The business press loves stories about exporting and often point to the benefits of 1) increased profitability, 2) spreading risk, 3) economies of scale and 4) enhanced innovation.
The Canadian government (and every other level of government below it) loves to promote international trade even more as evidenced by this quote from the Department of Foreign Affairs and International Trade’s Trade and Investment Update 2012: “Consider that, in 2011, Canada’s exports and imports of goods and services were approximately $1.1 trillion in total— which is, on average, about $31,600 for every person in Canada, or $3 billion each and every day—and that the overall size of Canada’s economy, as measured by its gross domestic product (GDP), was $1.7 trillion last year. Thus, the share of trade in the economy was about 63.3 percent in 2011.”
The report goes on to trumpet the positive effects of trade agreements on overall manufacturing productivity, wage increases associated with more trade, the increase in product selection for Canadian citizens and job creation statistics.
But, the truth is none of this resonates with individual business owners or executives. They want to know how trade will benefit their business directly.

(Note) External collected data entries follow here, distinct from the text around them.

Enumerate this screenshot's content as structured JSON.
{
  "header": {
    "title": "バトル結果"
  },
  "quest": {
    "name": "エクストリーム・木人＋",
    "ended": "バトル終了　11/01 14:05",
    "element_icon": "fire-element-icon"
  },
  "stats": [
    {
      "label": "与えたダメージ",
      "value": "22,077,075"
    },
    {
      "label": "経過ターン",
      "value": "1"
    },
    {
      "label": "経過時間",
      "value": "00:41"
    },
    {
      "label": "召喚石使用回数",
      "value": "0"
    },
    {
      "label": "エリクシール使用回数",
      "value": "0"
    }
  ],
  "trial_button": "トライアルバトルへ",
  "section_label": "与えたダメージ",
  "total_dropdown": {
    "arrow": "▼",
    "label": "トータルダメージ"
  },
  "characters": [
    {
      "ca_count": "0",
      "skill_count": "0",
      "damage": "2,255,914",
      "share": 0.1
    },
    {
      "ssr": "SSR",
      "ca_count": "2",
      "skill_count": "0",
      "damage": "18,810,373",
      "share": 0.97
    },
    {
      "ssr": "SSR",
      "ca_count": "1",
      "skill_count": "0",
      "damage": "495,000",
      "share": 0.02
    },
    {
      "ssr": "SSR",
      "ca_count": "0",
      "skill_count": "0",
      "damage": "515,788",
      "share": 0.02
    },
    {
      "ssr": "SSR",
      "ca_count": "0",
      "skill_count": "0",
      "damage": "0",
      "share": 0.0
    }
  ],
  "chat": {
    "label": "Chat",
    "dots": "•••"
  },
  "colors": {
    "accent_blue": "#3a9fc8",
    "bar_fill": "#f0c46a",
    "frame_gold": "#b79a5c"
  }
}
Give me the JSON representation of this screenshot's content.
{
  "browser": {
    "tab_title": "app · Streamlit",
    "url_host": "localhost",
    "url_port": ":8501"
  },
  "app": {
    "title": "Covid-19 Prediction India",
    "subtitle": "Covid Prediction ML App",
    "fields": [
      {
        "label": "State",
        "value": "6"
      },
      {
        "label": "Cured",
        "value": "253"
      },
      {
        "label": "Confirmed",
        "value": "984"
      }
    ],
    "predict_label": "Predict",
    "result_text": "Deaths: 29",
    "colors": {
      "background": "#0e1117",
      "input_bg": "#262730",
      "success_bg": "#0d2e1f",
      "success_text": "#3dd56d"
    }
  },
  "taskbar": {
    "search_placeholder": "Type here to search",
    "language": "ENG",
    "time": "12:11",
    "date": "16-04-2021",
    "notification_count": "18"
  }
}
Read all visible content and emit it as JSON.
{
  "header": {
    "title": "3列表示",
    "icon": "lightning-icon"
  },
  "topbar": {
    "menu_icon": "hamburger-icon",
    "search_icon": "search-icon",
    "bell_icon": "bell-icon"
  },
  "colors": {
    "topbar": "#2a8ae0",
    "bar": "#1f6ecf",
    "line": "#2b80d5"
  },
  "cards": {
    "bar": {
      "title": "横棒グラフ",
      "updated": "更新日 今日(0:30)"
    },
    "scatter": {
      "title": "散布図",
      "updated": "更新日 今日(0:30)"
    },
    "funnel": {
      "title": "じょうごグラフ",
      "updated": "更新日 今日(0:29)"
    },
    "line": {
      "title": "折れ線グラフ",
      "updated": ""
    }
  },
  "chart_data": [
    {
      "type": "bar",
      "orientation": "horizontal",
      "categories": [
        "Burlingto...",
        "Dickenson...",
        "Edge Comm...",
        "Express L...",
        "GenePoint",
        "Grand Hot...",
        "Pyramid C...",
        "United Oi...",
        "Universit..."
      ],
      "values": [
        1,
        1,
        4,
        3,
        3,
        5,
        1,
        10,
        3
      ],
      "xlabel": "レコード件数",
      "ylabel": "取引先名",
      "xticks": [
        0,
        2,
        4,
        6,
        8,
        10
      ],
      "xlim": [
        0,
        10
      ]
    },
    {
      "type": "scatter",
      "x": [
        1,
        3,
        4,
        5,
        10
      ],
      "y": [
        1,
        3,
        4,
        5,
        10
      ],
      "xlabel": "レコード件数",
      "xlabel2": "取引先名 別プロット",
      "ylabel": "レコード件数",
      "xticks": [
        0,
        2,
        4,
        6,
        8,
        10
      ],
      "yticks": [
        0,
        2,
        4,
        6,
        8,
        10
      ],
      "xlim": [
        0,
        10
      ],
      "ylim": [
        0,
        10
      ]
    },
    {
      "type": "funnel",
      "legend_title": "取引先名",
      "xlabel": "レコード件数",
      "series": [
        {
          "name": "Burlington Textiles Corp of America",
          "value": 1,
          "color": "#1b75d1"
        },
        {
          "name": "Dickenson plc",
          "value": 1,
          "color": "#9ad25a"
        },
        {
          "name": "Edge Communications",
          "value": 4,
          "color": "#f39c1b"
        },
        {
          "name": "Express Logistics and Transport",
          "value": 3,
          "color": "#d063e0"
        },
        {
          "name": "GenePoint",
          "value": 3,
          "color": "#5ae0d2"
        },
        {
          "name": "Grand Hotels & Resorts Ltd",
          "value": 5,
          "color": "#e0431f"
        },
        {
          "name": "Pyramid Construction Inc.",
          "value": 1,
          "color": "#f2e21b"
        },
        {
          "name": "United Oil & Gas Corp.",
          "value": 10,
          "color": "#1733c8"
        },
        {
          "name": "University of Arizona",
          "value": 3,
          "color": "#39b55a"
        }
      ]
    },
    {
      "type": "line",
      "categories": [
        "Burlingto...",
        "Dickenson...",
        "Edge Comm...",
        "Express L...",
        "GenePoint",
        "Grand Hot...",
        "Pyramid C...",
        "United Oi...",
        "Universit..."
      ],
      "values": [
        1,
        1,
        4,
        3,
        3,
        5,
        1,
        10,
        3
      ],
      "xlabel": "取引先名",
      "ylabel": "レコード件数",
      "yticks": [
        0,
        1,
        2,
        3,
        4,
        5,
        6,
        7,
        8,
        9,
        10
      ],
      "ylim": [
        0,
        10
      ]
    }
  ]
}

I’ve had a hard time providing clients and prospective clients with hard data as to why they should incorporate exporting into their business strategy. Until now.
Finally, someone has quantified the benefits of exporting – to the individual company. The Conference Board of Canada has just published a report stating that that expanding internationally can increase an organization’s net income by 10 – 30% more than the other “innovation strategies.”
Using the Booz & Company Basic Model for Innovation Strategies, they found that 55% of Canadian firms surveyed pursue a user needs-driven innovation strategy, while about one-third have adopted a technology-driven innovation strategy. Only 14% adopt a territory/market expansion strategy. In other words, most companies take customer feedback to improve upon and develop their products and services. Another third create and exploit technology advances while the last and smallest group is interested in territorial market expansion.
While every company has to seek its own strategic path forward, this report proves that finding new markets is 10 – 30% more profitable than the other innovation strategies. It doesn’t say that continuous technological innovation isn’t important or that customers should be ignored, but far too many Canadian companies are leaving profits on the table because they are exclusively focused on selling domestically or in the United States.
Need more proof that global business = profits? Close to 60% of the companies on the 2013 PROFIT 500 ranking of Canada’s Fastest-Growing Companies export to the United States. Three hundred and thirteen of the companies on that list consider themselves exporters and in aggregate, 43% of overall revenues are derived from international sales. Clearly international business is a big part of these growth companies strategies.
While embarking on an international strategy can involve significant time and resources, a properly developed plan can minimize those expenses and reduce the time-to-market. The bottom line results are clearly worth it – not only for the benefit of the macro Canadian economy, but to your company as well.